Dubby’s dvdiscussions: Heist: Stranger than fiction
Kathmandu:
Two singular facts about The Bank Job, which stars Jason Statham that would please movie goers is that without employing the hi jinks of contemporary cinematography which owes itself to MTV and commercials, director Roger Donaldson goes for slow and suspenseful without losing
anything when pitted against The Bourne series. The second fact is about royalty and how Britain in 1971 would have benefited by not having it.
Says critic Glenn Kenny, “This movie announces itself as both a period piece and a throwback with its opening frames: an unknown female in a ‘70s-cut bikini bottom cavorts in a blue pool as the innuendo-laden opening riff of T-Rex’s Get It On (Bang A Gong) inspires involuntary toe-tapping.
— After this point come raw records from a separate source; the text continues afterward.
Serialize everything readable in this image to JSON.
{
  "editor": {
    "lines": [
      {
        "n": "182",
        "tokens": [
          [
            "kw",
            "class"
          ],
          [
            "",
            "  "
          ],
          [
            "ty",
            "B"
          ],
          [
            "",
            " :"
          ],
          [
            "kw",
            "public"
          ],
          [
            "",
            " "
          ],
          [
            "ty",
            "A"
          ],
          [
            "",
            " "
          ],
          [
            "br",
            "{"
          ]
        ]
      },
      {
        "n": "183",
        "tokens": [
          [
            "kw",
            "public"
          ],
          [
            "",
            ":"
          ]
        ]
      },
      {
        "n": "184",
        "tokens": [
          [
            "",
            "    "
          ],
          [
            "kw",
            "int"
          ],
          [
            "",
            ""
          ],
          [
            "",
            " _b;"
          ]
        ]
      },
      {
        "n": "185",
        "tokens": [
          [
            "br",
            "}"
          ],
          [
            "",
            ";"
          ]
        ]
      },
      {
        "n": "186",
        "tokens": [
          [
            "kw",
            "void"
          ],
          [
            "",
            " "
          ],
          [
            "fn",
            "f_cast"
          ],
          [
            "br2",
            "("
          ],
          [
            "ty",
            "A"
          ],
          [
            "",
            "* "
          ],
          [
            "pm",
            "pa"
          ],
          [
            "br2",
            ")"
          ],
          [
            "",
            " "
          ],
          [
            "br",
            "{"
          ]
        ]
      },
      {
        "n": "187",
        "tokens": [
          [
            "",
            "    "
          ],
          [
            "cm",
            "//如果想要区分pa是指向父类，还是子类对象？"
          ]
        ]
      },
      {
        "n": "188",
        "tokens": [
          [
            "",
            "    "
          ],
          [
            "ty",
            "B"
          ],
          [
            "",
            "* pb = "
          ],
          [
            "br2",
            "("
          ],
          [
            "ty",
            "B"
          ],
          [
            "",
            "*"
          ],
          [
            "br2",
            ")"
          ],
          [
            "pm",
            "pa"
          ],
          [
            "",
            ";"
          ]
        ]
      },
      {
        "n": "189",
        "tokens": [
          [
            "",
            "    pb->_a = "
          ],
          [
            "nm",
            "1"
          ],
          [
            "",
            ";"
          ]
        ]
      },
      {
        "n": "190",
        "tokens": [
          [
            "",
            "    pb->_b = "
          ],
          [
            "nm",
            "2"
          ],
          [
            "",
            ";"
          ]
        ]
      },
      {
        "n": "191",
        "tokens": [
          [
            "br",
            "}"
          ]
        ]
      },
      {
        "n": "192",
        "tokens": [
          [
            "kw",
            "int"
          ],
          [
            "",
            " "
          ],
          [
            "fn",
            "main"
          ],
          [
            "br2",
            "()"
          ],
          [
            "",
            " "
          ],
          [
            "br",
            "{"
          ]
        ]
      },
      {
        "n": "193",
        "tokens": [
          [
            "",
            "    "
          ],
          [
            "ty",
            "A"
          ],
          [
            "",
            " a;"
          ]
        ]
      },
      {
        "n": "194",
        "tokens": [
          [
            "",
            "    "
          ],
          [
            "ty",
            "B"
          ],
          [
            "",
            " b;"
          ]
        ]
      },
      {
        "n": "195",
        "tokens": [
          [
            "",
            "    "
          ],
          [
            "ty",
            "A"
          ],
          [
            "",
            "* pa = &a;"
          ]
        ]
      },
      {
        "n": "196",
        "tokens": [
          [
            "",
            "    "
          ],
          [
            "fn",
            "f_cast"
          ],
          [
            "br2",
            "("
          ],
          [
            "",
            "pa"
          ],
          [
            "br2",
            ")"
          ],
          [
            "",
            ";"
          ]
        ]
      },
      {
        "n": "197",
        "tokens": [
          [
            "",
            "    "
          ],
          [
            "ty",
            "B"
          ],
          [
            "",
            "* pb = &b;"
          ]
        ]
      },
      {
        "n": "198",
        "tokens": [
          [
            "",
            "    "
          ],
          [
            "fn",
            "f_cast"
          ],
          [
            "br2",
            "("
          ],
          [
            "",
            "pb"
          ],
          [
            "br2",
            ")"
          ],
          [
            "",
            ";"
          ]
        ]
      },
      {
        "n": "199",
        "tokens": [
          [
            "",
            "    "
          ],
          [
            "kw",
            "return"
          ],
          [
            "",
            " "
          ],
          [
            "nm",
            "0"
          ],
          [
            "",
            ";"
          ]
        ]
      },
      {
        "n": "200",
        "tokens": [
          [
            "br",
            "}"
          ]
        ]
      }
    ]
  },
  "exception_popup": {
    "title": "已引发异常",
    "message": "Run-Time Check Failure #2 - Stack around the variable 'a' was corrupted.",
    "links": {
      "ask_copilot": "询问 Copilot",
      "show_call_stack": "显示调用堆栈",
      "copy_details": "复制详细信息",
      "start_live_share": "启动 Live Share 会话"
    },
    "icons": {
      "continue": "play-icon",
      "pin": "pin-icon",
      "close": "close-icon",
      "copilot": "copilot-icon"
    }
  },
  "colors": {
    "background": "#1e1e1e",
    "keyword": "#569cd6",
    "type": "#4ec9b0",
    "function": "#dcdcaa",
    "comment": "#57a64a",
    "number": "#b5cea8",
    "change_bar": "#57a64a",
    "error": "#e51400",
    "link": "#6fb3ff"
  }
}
“Based on a true story, the movie’s titles have told us just seconds before, and if that’s in itself a fact — you never know, these days — then it’s one of the most god-damnedest true stories ever. From a bikini bottom in a pool we go to a cabana or something on a tropical island, and the bikini bottom’s having orgiastic sex with two locals whilst an unknown man snaps them in action. We then get a ‘1971 — One Year Later’ scene followed by a ‘3 Weeks Earlier’ scene, but worry not — soon The Bank Job, expertly directed by oft-ill-employed Roger Donaldson settles in to a linear, engaging, suspenseful groove.
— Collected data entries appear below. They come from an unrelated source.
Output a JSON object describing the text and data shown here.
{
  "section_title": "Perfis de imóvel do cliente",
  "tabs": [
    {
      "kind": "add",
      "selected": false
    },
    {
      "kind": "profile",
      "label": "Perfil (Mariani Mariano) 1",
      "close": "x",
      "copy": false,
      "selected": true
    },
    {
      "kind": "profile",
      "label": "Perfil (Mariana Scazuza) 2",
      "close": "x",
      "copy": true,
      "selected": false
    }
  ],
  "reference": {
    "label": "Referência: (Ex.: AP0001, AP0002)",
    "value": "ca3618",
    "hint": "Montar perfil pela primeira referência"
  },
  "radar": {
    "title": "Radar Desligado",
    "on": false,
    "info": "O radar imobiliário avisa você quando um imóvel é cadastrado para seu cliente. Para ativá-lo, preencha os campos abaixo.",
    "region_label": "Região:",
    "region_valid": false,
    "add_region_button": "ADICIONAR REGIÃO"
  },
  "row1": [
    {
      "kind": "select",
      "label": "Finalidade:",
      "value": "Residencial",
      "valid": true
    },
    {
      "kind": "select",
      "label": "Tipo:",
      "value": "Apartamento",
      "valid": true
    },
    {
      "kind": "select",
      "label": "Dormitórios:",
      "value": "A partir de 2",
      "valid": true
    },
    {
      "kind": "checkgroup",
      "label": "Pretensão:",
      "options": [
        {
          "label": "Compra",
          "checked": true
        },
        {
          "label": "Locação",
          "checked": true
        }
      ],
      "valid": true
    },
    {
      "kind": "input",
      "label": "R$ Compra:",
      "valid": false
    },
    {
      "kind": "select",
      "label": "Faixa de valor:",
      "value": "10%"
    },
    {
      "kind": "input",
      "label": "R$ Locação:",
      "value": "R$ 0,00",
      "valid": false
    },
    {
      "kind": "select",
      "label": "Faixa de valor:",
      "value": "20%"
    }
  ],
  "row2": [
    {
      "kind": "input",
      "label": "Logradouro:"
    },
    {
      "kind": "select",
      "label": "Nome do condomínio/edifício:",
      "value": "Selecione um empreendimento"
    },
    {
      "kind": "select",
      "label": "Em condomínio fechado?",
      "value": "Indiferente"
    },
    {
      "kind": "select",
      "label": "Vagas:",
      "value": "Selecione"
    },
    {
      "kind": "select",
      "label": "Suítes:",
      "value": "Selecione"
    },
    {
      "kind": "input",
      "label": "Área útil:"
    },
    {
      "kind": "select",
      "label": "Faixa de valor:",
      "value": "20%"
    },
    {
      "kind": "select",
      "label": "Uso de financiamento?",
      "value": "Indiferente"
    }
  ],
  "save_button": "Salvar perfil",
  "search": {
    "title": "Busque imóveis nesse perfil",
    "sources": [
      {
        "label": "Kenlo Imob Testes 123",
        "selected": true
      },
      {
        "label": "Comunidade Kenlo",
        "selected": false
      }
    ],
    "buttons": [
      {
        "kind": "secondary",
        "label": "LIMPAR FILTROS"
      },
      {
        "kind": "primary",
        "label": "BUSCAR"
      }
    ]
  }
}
One of the things that makes the picture work is its unusual setup. Those tropical-sex porno shots feature, as it happens, a member of Britain’s royal family, and the photographer, a murderous pimp who’s masking his sinister motives behind a pretense of black activism, has the snaps in a safe-deposit box in a relatively obscure London bank. Would-be drug-dealer Martine (Burrows), caught by the fuzz in customs, appeals for mercy to the MI6 agent she’s been sleeping with (Lintern); he proposes the titular bank job, and Martine recruits rough-hewn Terry (Statham), a would-be auto-shop entrepreneur with some gambling debts, to put together a crew and tunnel into the safe-deposit vault. Terry’s not let in on the real reason for the heist; all he and his crew need know is that there are riches in the other hundreds of boxes down there.
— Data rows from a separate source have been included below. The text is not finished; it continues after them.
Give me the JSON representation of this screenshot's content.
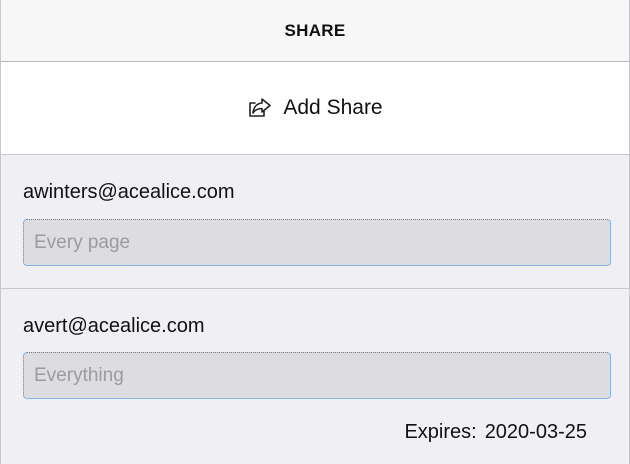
{
  "header": {
    "title": "SHARE"
  },
  "add_share": {
    "icon": "share-arrow-icon",
    "label": "Add Share"
  },
  "shares": [
    {
      "email": "awinters@acealice.com",
      "scope_placeholder": "Every page",
      "scope_value": ""
    },
    {
      "email": "avert@acealice.com",
      "scope_placeholder": "Everything",
      "scope_value": "",
      "expires_label": "Expires:",
      "expires_date": "2020-03-25"
    }
  ],
  "colors": {
    "focus_border": "#2d8ce6",
    "input_bg": "#dddde1",
    "panel_bg": "#efeff4",
    "header_bg": "#f7f7f7"
  }
}
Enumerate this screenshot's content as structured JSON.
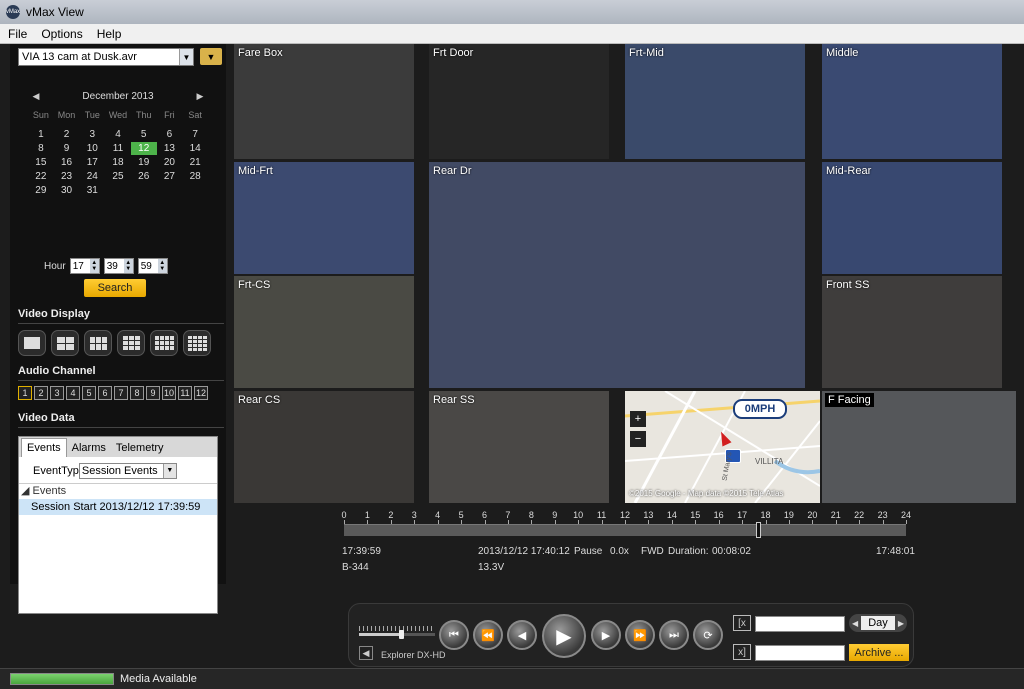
{
  "window": {
    "title": "vMax View",
    "icon_text": "vMax"
  },
  "menu": [
    "File",
    "Options",
    "Help"
  ],
  "file_select": {
    "value": "VIA 13 cam at Dusk.avr",
    "folder_icon": "folder-icon"
  },
  "calendar": {
    "month": "December 2013",
    "prev": "◀",
    "next": "▶",
    "weekdays": [
      "Sun",
      "Mon",
      "Tue",
      "Wed",
      "Thu",
      "Fri",
      "Sat"
    ],
    "weeks": [
      [
        "1",
        "2",
        "3",
        "4",
        "5",
        "6",
        "7"
      ],
      [
        "8",
        "9",
        "10",
        "11",
        "12",
        "13",
        "14"
      ],
      [
        "15",
        "16",
        "17",
        "18",
        "19",
        "20",
        "21"
      ],
      [
        "22",
        "23",
        "24",
        "25",
        "26",
        "27",
        "28"
      ],
      [
        "29",
        "30",
        "31",
        "",
        "",
        "",
        ""
      ]
    ],
    "selected_day": "12",
    "highlight_color": "#4db34a"
  },
  "time": {
    "label": "Hour",
    "hour": "17",
    "minute": "39",
    "second": "59"
  },
  "search_button": "Search",
  "video_display": {
    "title": "Video Display",
    "layouts": [
      [
        1,
        1
      ],
      [
        2,
        2
      ],
      [
        3,
        2
      ],
      [
        3,
        3
      ],
      [
        4,
        3
      ],
      [
        4,
        4
      ]
    ]
  },
  "audio_channel": {
    "title": "Audio Channel",
    "channels": [
      "1",
      "2",
      "3",
      "4",
      "5",
      "6",
      "7",
      "8",
      "9",
      "10",
      "11",
      "12"
    ],
    "active": "1"
  },
  "video_data": {
    "title": "Video Data",
    "tabs": [
      "Events",
      "Alarms",
      "Telemetry"
    ],
    "active_tab": "Events",
    "event_type_label": "EventTyp",
    "event_type_value": "Session Events",
    "tree_root": "Events",
    "tree_item": "Session Start 2013/12/12 17:39:59"
  },
  "cameras": {
    "fare_box": "Fare Box",
    "frt_door": "Frt Door",
    "frt_mid": "Frt-Mid",
    "middle": "Middle",
    "mid_frt": "Mid-Frt",
    "rear_dr": "Rear Dr",
    "mid_rear": "Mid-Rear",
    "frt_cs": "Frt-CS",
    "front_ss": "Front SS",
    "rear_cs": "Rear CS",
    "rear_ss": "Rear SS",
    "f_facing": "F Facing"
  },
  "map": {
    "speed": "0MPH",
    "copyright": "©2015 Google - Map data ©2015 Tele Atlas",
    "place": "VILLITA",
    "street": "St Mary's",
    "zoom_in": "+",
    "zoom_out": "−"
  },
  "timeline": {
    "hours": [
      "0",
      "1",
      "2",
      "3",
      "4",
      "5",
      "6",
      "7",
      "8",
      "9",
      "10",
      "11",
      "12",
      "13",
      "14",
      "15",
      "16",
      "17",
      "18",
      "19",
      "20",
      "21",
      "22",
      "23",
      "24"
    ],
    "position_hour": 17.66
  },
  "playback_info": {
    "start_time": "17:39:59",
    "current": "2013/12/12 17:40:12",
    "state": "Pause",
    "speed": "0.0x",
    "direction": "FWD",
    "duration_label": "Duration:",
    "duration": "00:08:02",
    "end_time": "17:48:01",
    "bus_id": "B-344",
    "voltage": "13.3V"
  },
  "controls": {
    "volume_level": 0.55,
    "mute_icon": "speaker-icon",
    "device": "Explorer DX-HD",
    "buttons": [
      "⏮",
      "⏪",
      "◀",
      "▶",
      "▶",
      "⏩",
      "⏭",
      "⟳"
    ],
    "day_label": "Day",
    "archive_label": "Archive ..."
  },
  "status": {
    "text": "Media Available"
  }
}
So here we’ve got intelligence agents watching criminals watched by street cops, eventually tracked by ham radio operators and hassled by building residents disturbed by the noise of the jackhammer tunneling under the vault… in other words, the usual number of nail-biting components of a heist thriller cubed. The suspense aspect works like mad, but what’s also noteworthy is the character component.”
Concludes Nicholas White, “Shiny and neatly wrapped, The Bank Job is like a present you missed the first time around. Based on the 1971 Lloyds Bank ‘Walky-Talky Robbery’ in the UK, the film incorporates most of the crime’s actual colourful mortals: a porn star, a local druggie, and a British equivalent of Malcolm X, Jason Statham’s Terry Leather is the movie’s only fictionalised amalgam. Fixing cars as a low-rent bad guy, Terry is propositioned by old friend Martine (Saffron Burrows) — an incandescent, low-lidded local gadfly — to rob a local bank’s safety deposit boxes, and split the proceeds. The extra actors start piling up, to mildly confusing effect. Two teams of British spies
chase down Terry and Martine, as does a separate band of merry crime-makers.
The Bank Job is also a condemnation of behind-the-scenes government collusion with giants in the criminal underground, a commentary on how the UK system works, and how absurd it is when something goes awry. The movie’s real-life tie-in gives it extra credibility points.”